The UN Environment Assembly is the world’s highest decision-making body on the environment; its membership includes all 193 UN member states.

It meets biennially to set priorities for global environmental policies and develop international environmental law;  decisions and resolutions then taken by member states at the Assembly also define the work of the UN Environment Programme.

Leila Benali, President of UNEA-6 and Minister of Energy Transition and Sustainable Development for the Kingdom of Morocco, said, “We are living in a time of turmoil".

“And I know that in this room, there are people who are, or who know, those deeply affected by this turmoil. Our response must demonstrate that multilateral diplomacy can deliver.”

“As we meet here in 2024, we must be self-critical and work towards inclusive, networked and effective multilateralism that can make a tangible difference to people’s lives.”

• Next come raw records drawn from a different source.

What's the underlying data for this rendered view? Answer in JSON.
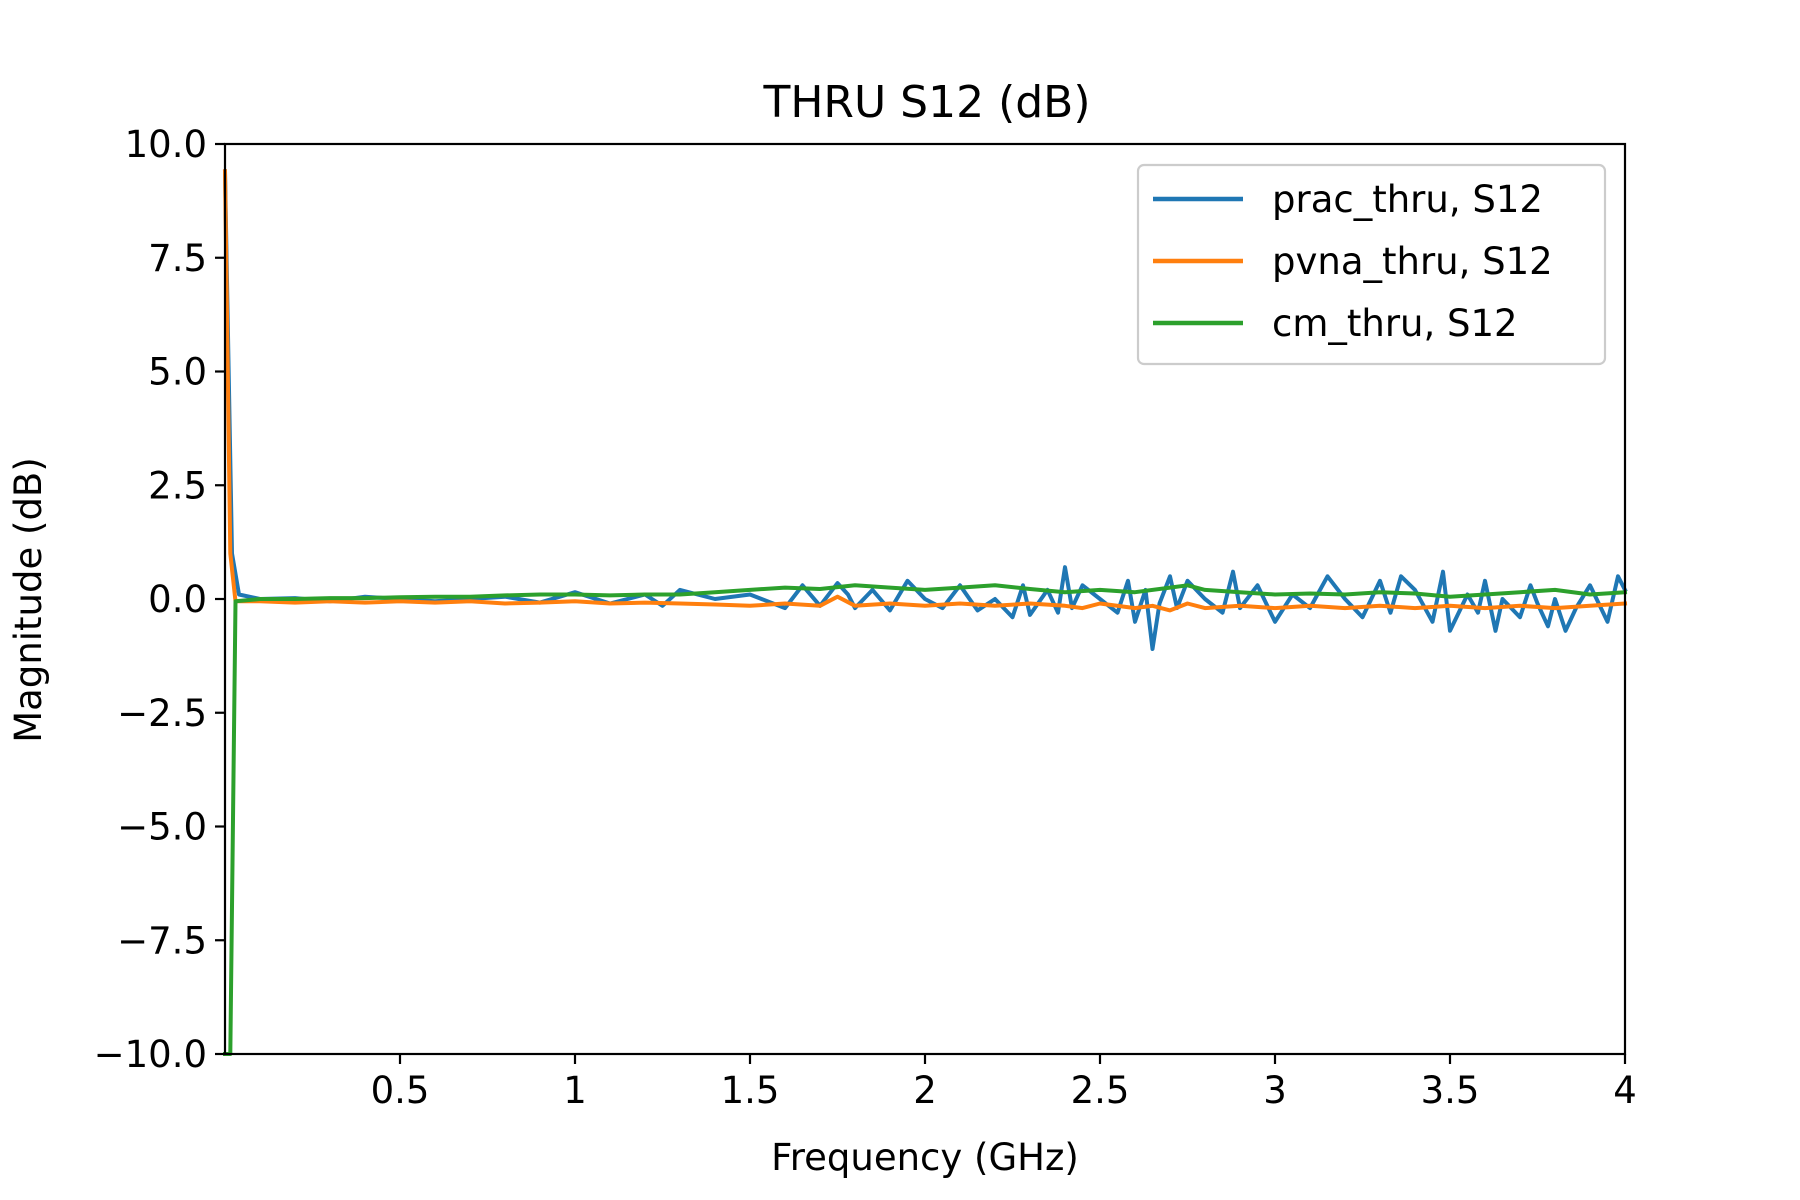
{
  "chart_data": {
    "type": "line",
    "title": "THRU S12 (dB)",
    "xlabel": "Frequency (GHz)",
    "ylabel": "Magnitude (dB)",
    "xlim": [
      0,
      4
    ],
    "ylim": [
      -10,
      10
    ],
    "xticks": [
      0.5,
      1,
      1.5,
      2,
      2.5,
      3,
      3.5,
      4
    ],
    "xtick_labels": [
      "0.5",
      "1",
      "1.5",
      "2",
      "2.5",
      "3",
      "3.5",
      "4"
    ],
    "yticks": [
      -10,
      -7.5,
      -5,
      -2.5,
      0,
      2.5,
      5,
      7.5,
      10
    ],
    "ytick_labels": [
      "−10.0",
      "−7.5",
      "−5.0",
      "−2.5",
      "0.0",
      "2.5",
      "5.0",
      "7.5",
      "10.0"
    ],
    "grid": false,
    "legend_position": "top-right",
    "series": [
      {
        "name": "prac_thru, S12",
        "color": "#1f77b4",
        "x": [
          0.0,
          0.02,
          0.04,
          0.1,
          0.2,
          0.3,
          0.4,
          0.5,
          0.6,
          0.7,
          0.8,
          0.9,
          1.0,
          1.1,
          1.2,
          1.25,
          1.3,
          1.4,
          1.5,
          1.6,
          1.65,
          1.7,
          1.75,
          1.78,
          1.8,
          1.85,
          1.9,
          1.95,
          2.0,
          2.05,
          2.1,
          2.15,
          2.2,
          2.25,
          2.28,
          2.3,
          2.35,
          2.38,
          2.4,
          2.42,
          2.45,
          2.5,
          2.55,
          2.58,
          2.6,
          2.63,
          2.65,
          2.67,
          2.7,
          2.72,
          2.75,
          2.8,
          2.85,
          2.88,
          2.9,
          2.95,
          3.0,
          3.05,
          3.1,
          3.15,
          3.2,
          3.25,
          3.3,
          3.33,
          3.36,
          3.4,
          3.45,
          3.48,
          3.5,
          3.55,
          3.58,
          3.6,
          3.63,
          3.65,
          3.7,
          3.73,
          3.75,
          3.78,
          3.8,
          3.83,
          3.86,
          3.9,
          3.95,
          3.98,
          4.0
        ],
        "y": [
          9.4,
          1.0,
          0.1,
          0.0,
          0.02,
          -0.05,
          0.05,
          0.0,
          -0.05,
          0.0,
          0.05,
          -0.08,
          0.15,
          -0.1,
          0.1,
          -0.15,
          0.2,
          0.0,
          0.1,
          -0.2,
          0.3,
          -0.15,
          0.35,
          0.1,
          -0.2,
          0.2,
          -0.25,
          0.4,
          0.0,
          -0.2,
          0.3,
          -0.25,
          0.0,
          -0.4,
          0.3,
          -0.35,
          0.2,
          -0.3,
          0.7,
          -0.2,
          0.3,
          0.0,
          -0.3,
          0.4,
          -0.5,
          0.2,
          -1.1,
          -0.1,
          0.5,
          -0.2,
          0.4,
          0.0,
          -0.3,
          0.6,
          -0.2,
          0.3,
          -0.5,
          0.1,
          -0.2,
          0.5,
          0.0,
          -0.4,
          0.4,
          -0.3,
          0.5,
          0.2,
          -0.5,
          0.6,
          -0.7,
          0.1,
          -0.3,
          0.4,
          -0.7,
          0.0,
          -0.4,
          0.3,
          -0.1,
          -0.6,
          0.0,
          -0.7,
          -0.2,
          0.3,
          -0.5,
          0.5,
          0.2
        ]
      },
      {
        "name": "pvna_thru, S12",
        "color": "#ff7f0e",
        "x": [
          0.0,
          0.015,
          0.03,
          0.1,
          0.2,
          0.3,
          0.4,
          0.5,
          0.6,
          0.7,
          0.8,
          0.9,
          1.0,
          1.1,
          1.2,
          1.3,
          1.4,
          1.5,
          1.6,
          1.7,
          1.75,
          1.8,
          1.9,
          2.0,
          2.1,
          2.2,
          2.3,
          2.4,
          2.45,
          2.5,
          2.6,
          2.65,
          2.7,
          2.75,
          2.8,
          2.9,
          3.0,
          3.1,
          3.2,
          3.3,
          3.4,
          3.5,
          3.6,
          3.7,
          3.8,
          3.9,
          4.0
        ],
        "y": [
          9.4,
          1.0,
          -0.05,
          -0.05,
          -0.08,
          -0.05,
          -0.08,
          -0.05,
          -0.08,
          -0.05,
          -0.1,
          -0.08,
          -0.05,
          -0.1,
          -0.08,
          -0.1,
          -0.12,
          -0.15,
          -0.1,
          -0.15,
          0.05,
          -0.15,
          -0.1,
          -0.15,
          -0.1,
          -0.15,
          -0.1,
          -0.15,
          -0.2,
          -0.1,
          -0.2,
          -0.15,
          -0.25,
          -0.1,
          -0.2,
          -0.15,
          -0.2,
          -0.15,
          -0.2,
          -0.15,
          -0.2,
          -0.15,
          -0.2,
          -0.15,
          -0.2,
          -0.15,
          -0.1
        ]
      },
      {
        "name": "cm_thru, S12",
        "color": "#2ca02c",
        "x": [
          0.0,
          0.015,
          0.03,
          0.1,
          0.2,
          0.3,
          0.4,
          0.5,
          0.6,
          0.7,
          0.8,
          0.9,
          1.0,
          1.1,
          1.2,
          1.3,
          1.4,
          1.5,
          1.6,
          1.7,
          1.8,
          1.9,
          2.0,
          2.1,
          2.2,
          2.3,
          2.4,
          2.5,
          2.6,
          2.7,
          2.75,
          2.8,
          2.9,
          3.0,
          3.1,
          3.2,
          3.3,
          3.4,
          3.5,
          3.6,
          3.7,
          3.8,
          3.9,
          4.0
        ],
        "y": [
          -10.0,
          -10.0,
          -0.05,
          0.0,
          0.0,
          0.02,
          0.02,
          0.04,
          0.05,
          0.05,
          0.08,
          0.1,
          0.1,
          0.08,
          0.1,
          0.1,
          0.15,
          0.2,
          0.25,
          0.22,
          0.3,
          0.25,
          0.2,
          0.25,
          0.3,
          0.22,
          0.15,
          0.2,
          0.15,
          0.25,
          0.3,
          0.2,
          0.15,
          0.1,
          0.12,
          0.1,
          0.15,
          0.12,
          0.05,
          0.1,
          0.15,
          0.2,
          0.1,
          0.15
        ]
      }
    ]
  }
}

Benali said voices beyond government, of youth, indigenous peoples and local communities must be included by focusing on issues of gender and human rights, and leaving no one behind.

“And today, and at this UN Environment Assembly, we must accelerate multilateral action to strengthen the environmental foundation of sustainable development.”

Environment CS Soipan Tuya decried that despite the progress made over time, scientific assessments continue to paint a grim picture.

“Whether it is the global assessment report of the Intergovernmental Science-Policy Platform on Biodiversity and Ecosystem Services warning us that nature is declining globally at rates unprecedented in human history with grave impacts and consequences on people around the world, or the IPCC Special Report on the impacts of global warming of 1.5°C above pre-industrial levels, presenting evidence that global warming is likely to reach 1.5°C between 2030 and 2052 if it continues to increase at the current rate,” Tuya said.

The CS said the message is the same, consistent, and clear.

“We are not doing too well as the global community. We must change course, and we must do so as soon as possible.”

As climate change intensifies, a million species head towards extinction, and pollution remains one of the world’s leading causes of premature death, UNEA-6 will see countries consider some 19 resolutions, part of a broader push to spur more ambitious multilateral environmental action.

The resolutions cover, among other issues, circular economy; solar radiation modification; effective, inclusive, and sustainable multilateral actions towards climate justice; sound management of chemicals and waste, and sand and dust storms.

More than 7,000 delegates from 182 UN member states and more than 170 ministers have registered for UNEA-6, taking place under the theme, effective, inclusive, and sustainable multilateral actions to tackle climate change, biodiversity loss, and pollution.

Delegates this week will include heads of state, representatives from government, civil society, and the private sector.